General Manager of Car Design and Development for Panasonic Toyota Racing, Keizo Takahashi started working with Toyota more than two decades ago, in 1980, when he was responsible for development work on the company's production car engines. The...
General Manager of Car Design and Development for Panasonic Toyota Racing, Keizo Takahashi started working with Toyota more than two decades ago, in 1980, when he was responsible for development work on the company's production car engines. The move to the motor sport division came in 1997, when he developed the turbocharged engine for Toyota's racing programme in the USA.
My role as General Manager of Car Design and Development for the Panasonic Toyota Racing team means that I am responsible for overseeing the development of our race cars in a managerial capacity, whilst Gustav Brunner is in charge of the technical issues related to our chassis department.
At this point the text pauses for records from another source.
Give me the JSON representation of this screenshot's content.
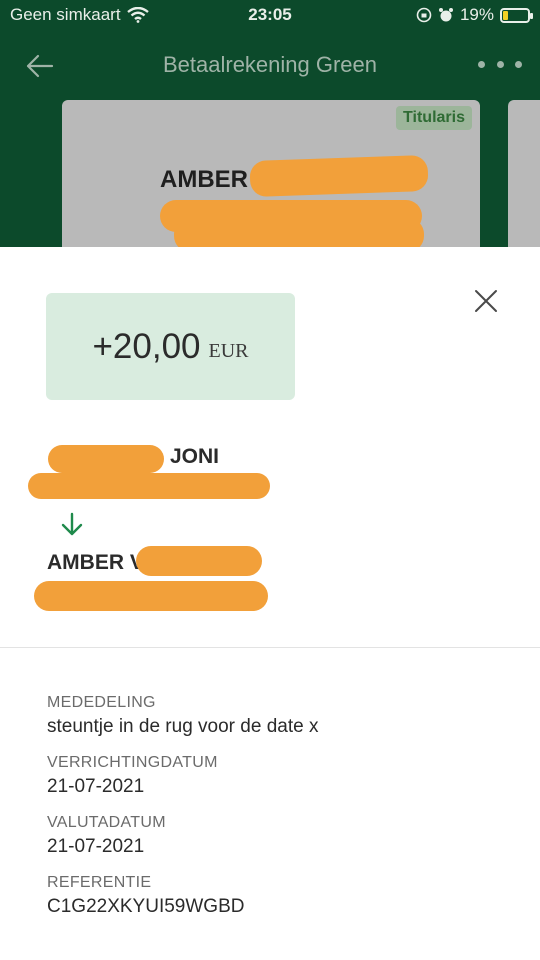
{
  "status": {
    "carrier": "Geen simkaart",
    "time": "23:05",
    "battery": "19%",
    "icons": [
      "wifi-icon",
      "lock-rotation-icon",
      "alarm-icon",
      "battery-icon"
    ]
  },
  "header": {
    "title": "Betaalrekening Green",
    "back_icon": "arrow-left-icon",
    "more_icon": "more-dots-icon"
  },
  "card": {
    "badge": "Titularis",
    "holder": "AMBER V"
  },
  "transaction": {
    "amount": "+20,00",
    "currency": "EUR",
    "sender": "JONI",
    "recipient": "AMBER V"
  },
  "details": {
    "mededeling_label": "MEDEDELING",
    "mededeling": "steuntje in de rug voor de date x",
    "verrichtingsdatum_label": "VERRICHTINGDATUM",
    "verrichtingsdatum": "21-07-2021",
    "valutadatum_label": "VALUTADATUM",
    "valutadatum": "21-07-2021",
    "referentie_label": "REFERENTIE",
    "referentie": "C1G22XKYUI59WGBD"
  },
  "colors": {
    "header_bg": "#0c4a2b",
    "amount_bg": "#d9ecdf",
    "arrow": "#1f8a4c",
    "redaction": "#f2a03a"
  }
}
Q: What is your assessment of Panasonic Toyota Racing's season so far?
I am more than satisfied with the performance in our second season in Formula 1. The target of this year has been to achieve top 10 qualifying positions and championship points. In the 13 races up to the Hungarian Grand Prix, we have seen a TF103 in the top half of the grid on 11 occasions and we have achieved fourteen points. We have to continue to plan ahead to make progress in the upcoming years. We have already seen a lot of improvement this year, both in terms of car performance and team performance, so we will strive to continue in this way in the remaining races of this season and of course in 2004.
Q: How do you evaluate the job of Olivier and Cristiano this season? I have been very pleased with the performance of Olivier and Cristiano this season. Both of them have developed a very productive and open relationship, which is positive for the team and both have good technical feedback and speed. I strongly believe they complement each other well and have helped develop the car and team to the level we are currently at.
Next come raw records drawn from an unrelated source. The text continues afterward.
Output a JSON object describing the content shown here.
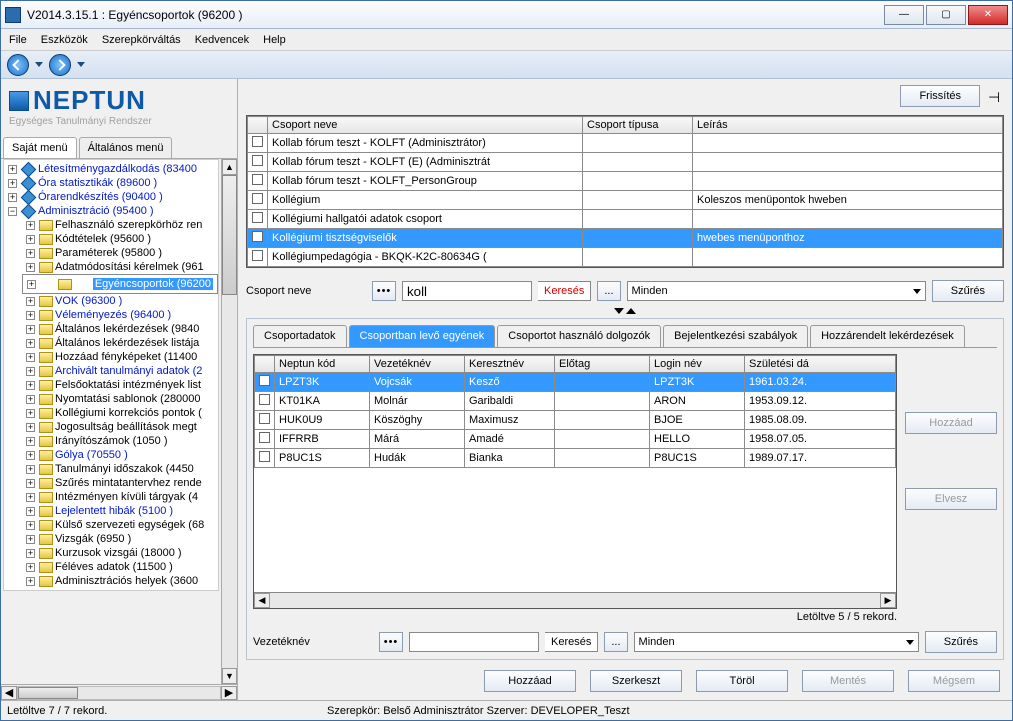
{
  "window_title": "V2014.3.15.1 : Egyéncsoportok (96200  )",
  "menu": {
    "file": "File",
    "tools": "Eszközök",
    "role": "Szerepkörváltás",
    "fav": "Kedvencek",
    "help": "Help"
  },
  "logo": {
    "name": "NEPTUN",
    "sub": "Egységes Tanulmányi Rendszer"
  },
  "lefttabs": {
    "own": "Saját menü",
    "gen": "Általános menü"
  },
  "tree": {
    "n1": "Létesítménygazdálkodás (83400",
    "n2": "Óra statisztikák (89600  )",
    "n3": "Órarendkészítés (90400  )",
    "n4": "Adminisztráció (95400  )",
    "n4a": "Felhasználó szerepkörhöz ren",
    "n4b": "Kódtételek (95600  )",
    "n4c": "Paraméterek (95800  )",
    "n4d": "Adatmódosítási kérelmek (961",
    "n4e": "Egyéncsoportok (96200",
    "n4f": "VOK (96300  )",
    "n4g": "Véleményezés (96400  )",
    "n4h": "Általános lekérdezések (9840",
    "n4i": "Általános lekérdezések listája",
    "n4j": "Hozzáad fényképeket (11400",
    "n4k": "Archivált tanulmányi adatok (2",
    "n4l": "Felsőoktatási intézmények list",
    "n4m": "Nyomtatási sablonok (280000",
    "n4n": "Kollégiumi korrekciós pontok (",
    "n4o": "Jogosultság beállítások megt",
    "n4p": "Irányítószámok (1050  )",
    "n4q": "Gólya (70550  )",
    "n4r": "Tanulmányi időszakok (4450",
    "n4s": "Szűrés mintatantervhez rende",
    "n4t": "Intézményen kívüli tárgyak (4",
    "n4u": "Lejelentett hibák (5100  )",
    "n4v": "Külső szervezeti egységek (68",
    "n4w": "Vizsgák (6950  )",
    "n4x": "Kurzusok vizsgái (18000  )",
    "n4y": "Féléves adatok (11500  )",
    "n4z": "Adminisztrációs helyek (3600"
  },
  "refresh": "Frissítés",
  "groups": {
    "headers": {
      "name": "Csoport neve",
      "type": "Csoport típusa",
      "desc": "Leírás"
    },
    "rows": [
      {
        "name": "Kollab fórum teszt - KOLFT (Adminisztrátor)",
        "type": "",
        "desc": ""
      },
      {
        "name": "Kollab fórum teszt - KOLFT (E) (Adminisztrát",
        "type": "",
        "desc": ""
      },
      {
        "name": "Kollab fórum teszt - KOLFT_PersonGroup",
        "type": "",
        "desc": ""
      },
      {
        "name": "Kollégium",
        "type": "",
        "desc": "Koleszos menüpontok hweben"
      },
      {
        "name": "Kollégiumi hallgatói adatok csoport",
        "type": "",
        "desc": ""
      },
      {
        "name": "Kollégiumi tisztségviselők",
        "type": "",
        "desc": "hwebes menüponthoz"
      },
      {
        "name": "Kollégiumpedagógia - BKQK-K2C-80634G (",
        "type": "",
        "desc": ""
      }
    ]
  },
  "search1": {
    "label": "Csoport neve",
    "value": "koll",
    "btn": "Keresés",
    "dots": "...",
    "all": "Minden",
    "filter": "Szűrés"
  },
  "innertabs": {
    "t1": "Csoportadatok",
    "t2": "Csoportban levő egyének",
    "t3": "Csoportot használó dolgozók",
    "t4": "Bejelentkezési szabályok",
    "t5": "Hozzárendelt lekérdezések"
  },
  "members": {
    "headers": {
      "code": "Neptun kód",
      "last": "Vezetéknév",
      "first": "Keresztnév",
      "prefix": "Előtag",
      "login": "Login név",
      "birth": "Születési dá"
    },
    "rows": [
      {
        "code": "LPZT3K",
        "last": "Vojcsák",
        "first": "Kesző",
        "prefix": "",
        "login": "LPZT3K",
        "birth": "1961.03.24."
      },
      {
        "code": "KT01KA",
        "last": "Molnár",
        "first": "Garibaldi",
        "prefix": "",
        "login": "ARON",
        "birth": "1953.09.12."
      },
      {
        "code": "HUK0U9",
        "last": "Köszöghy",
        "first": "Maximusz",
        "prefix": "",
        "login": "BJOE",
        "birth": "1985.08.09."
      },
      {
        "code": "IFFRRB",
        "last": "Márá",
        "first": "Amadé",
        "prefix": "",
        "login": "HELLO",
        "birth": "1958.07.05."
      },
      {
        "code": "P8UC1S",
        "last": "Hudák",
        "first": "Bianka",
        "prefix": "",
        "login": "P8UC1S",
        "birth": "1989.07.17."
      }
    ],
    "info": "Letöltve 5 / 5 rekord."
  },
  "sideadd": "Hozzáad",
  "sideremove": "Elvesz",
  "search2": {
    "label": "Vezetéknév",
    "value": "",
    "btn": "Keresés",
    "dots": "...",
    "all": "Minden",
    "filter": "Szűrés"
  },
  "actions": {
    "add": "Hozzáad",
    "edit": "Szerkeszt",
    "del": "Töröl",
    "save": "Mentés",
    "cancel": "Mégsem"
  },
  "status": {
    "left": "Letöltve 7 / 7 rekord.",
    "mid": "Szerepkör: Belső Adminisztrátor   Szerver: DEVELOPER_Teszt"
  },
  "chart_data": null
}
Q: In what areas are you concentrating development?
Development of an F1 car is an ongoing process and we continually try to improve in all areas, but - without doubt - the most important in modern-day F1 is aerodynamics. At the moment we are running our in-house windtunnel in Cologne up to 18 hours per day and we have seen a lot of good results this season. Having said that, this year is the first full year of operation in the windtunnel, so we will see the benefits more clearly in the TF104 -- our race car for next season.
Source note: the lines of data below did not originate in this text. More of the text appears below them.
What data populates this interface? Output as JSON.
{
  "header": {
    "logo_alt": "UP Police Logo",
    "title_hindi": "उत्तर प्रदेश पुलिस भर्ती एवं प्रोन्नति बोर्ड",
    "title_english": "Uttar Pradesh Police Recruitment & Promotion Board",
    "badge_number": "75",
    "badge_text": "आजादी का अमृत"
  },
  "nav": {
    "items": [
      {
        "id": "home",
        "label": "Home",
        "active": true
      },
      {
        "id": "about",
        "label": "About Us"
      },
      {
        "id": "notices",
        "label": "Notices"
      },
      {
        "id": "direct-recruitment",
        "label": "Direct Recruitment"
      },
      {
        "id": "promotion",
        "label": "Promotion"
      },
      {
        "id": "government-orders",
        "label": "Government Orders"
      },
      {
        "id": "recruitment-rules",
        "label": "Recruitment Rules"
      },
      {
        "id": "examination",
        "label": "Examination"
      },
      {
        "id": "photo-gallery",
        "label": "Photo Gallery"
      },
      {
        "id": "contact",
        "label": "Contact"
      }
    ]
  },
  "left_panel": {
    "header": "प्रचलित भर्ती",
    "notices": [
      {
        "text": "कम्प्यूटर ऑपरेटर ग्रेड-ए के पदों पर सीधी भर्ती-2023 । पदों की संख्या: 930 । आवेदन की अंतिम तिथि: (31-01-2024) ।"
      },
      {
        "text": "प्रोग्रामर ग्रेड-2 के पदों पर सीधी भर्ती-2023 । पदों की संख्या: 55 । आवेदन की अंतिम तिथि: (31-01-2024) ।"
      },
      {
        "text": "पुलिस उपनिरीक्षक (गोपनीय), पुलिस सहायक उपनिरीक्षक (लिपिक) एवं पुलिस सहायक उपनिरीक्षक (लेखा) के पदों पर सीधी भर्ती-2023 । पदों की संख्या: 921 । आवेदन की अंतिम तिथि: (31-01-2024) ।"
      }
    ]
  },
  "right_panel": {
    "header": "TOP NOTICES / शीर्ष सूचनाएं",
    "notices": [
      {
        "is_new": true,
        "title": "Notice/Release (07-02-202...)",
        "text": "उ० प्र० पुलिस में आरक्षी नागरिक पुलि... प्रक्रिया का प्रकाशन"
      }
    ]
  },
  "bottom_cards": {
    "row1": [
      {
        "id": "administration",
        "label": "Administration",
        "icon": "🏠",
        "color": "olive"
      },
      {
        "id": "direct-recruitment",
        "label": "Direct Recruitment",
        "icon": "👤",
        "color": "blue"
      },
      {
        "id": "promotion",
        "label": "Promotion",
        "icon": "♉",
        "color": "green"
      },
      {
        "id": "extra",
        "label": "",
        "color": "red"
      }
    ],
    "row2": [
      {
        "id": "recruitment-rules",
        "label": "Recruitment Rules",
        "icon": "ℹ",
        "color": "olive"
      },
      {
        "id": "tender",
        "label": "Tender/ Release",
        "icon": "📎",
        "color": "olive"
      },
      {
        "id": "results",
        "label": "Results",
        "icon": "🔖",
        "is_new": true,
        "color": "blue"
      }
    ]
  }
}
Q: Toyota is currently just one point from 5th place in the constructors' championship. Do you think that would be a strong achievement in your second year?
I think we would be overjoyed with 5th position in the championship, but we remain focussed on our pre-season targets of top ten qualifying positions and getting one car in the points. We will strive to achieve the best possible final championship position. We have to keep increasing our car performance more and more. Nowadays it's not so easy to get to the level of the top teams in Formula 1 but this is our long-term aim.
Q: You can now compete strongly in the midfield. What is the difference between Toyota and so-called "top 4" teams (Ferrari, McLaren-Mercedes, BMW Williams and Renault)?
The biggest difference in my opinion is that because we are developing both the chassis and engine, it is initially a bigger challenge and takes time to get up the level of the established teams. Having said that, I believe it will be a benefit in the long term. I think the most important thing to have is a harmony between the chassis and engine -- and for newcomers to the sport, this is the hardest thing to achieve at first.
Q: How is work on the new TF104 progressing?
We have started the development of the next Panasonic Toyota Racing F1 car, the TF104. As with this year's TF103, the biggest step forward will be on the aerodynamic side, but we will make progress in every single area of the car -- engine, chassis and gearbox. This is what we have to do
Q: Some leading teams raced their old cars early in the season for reliability reasons and then brought the new one later. What do you think of that approach?
In actual fact, we run an intermediate version of the new car during the winter testing period and then we want to have the new car ready as early the following year as possible, in order to achieve reliability before the season starts. In my opinion, it is very difficult to run parallel programmes with different cars and we can benefit further by testing a lot of things during the season to increase both the reliability and the performance, as we did this year with the TF103 -- the improvements to this year's car have been clearly demonstrated in the second half of this season, particularly in Hockenheim.
Q: What is your opinion on the new sporting regulations? Have they made for a better spectacle in F1?
I think the new sporting regulations are good, especially for the fans and the spectators. The championship is so close with only three points separating the top three drivers -- the competition is still wide open and I think this year has generated a lot of interest. This season has been very competitive and that is good for the sport.
Q: Did the new weekend timetable - with just one hour of free practice on Friday morning - generate more pressure for Toyota as a young team? On a certain level, yes, the new rules have been difficult for us to adapt to as a young team in F1. The set-up time has been much reduced to just one hour of free practice on Friday morning before first qualifying. In fact, we struggled a little bit at the beginning of the season, but on the other hand we tried a lot of things to optimise the set-up and at the moment we are reaching quite a good level on Friday morning. Considering that we don't have anywhere near the same level of racing experience as the other teams, that is quite impressive.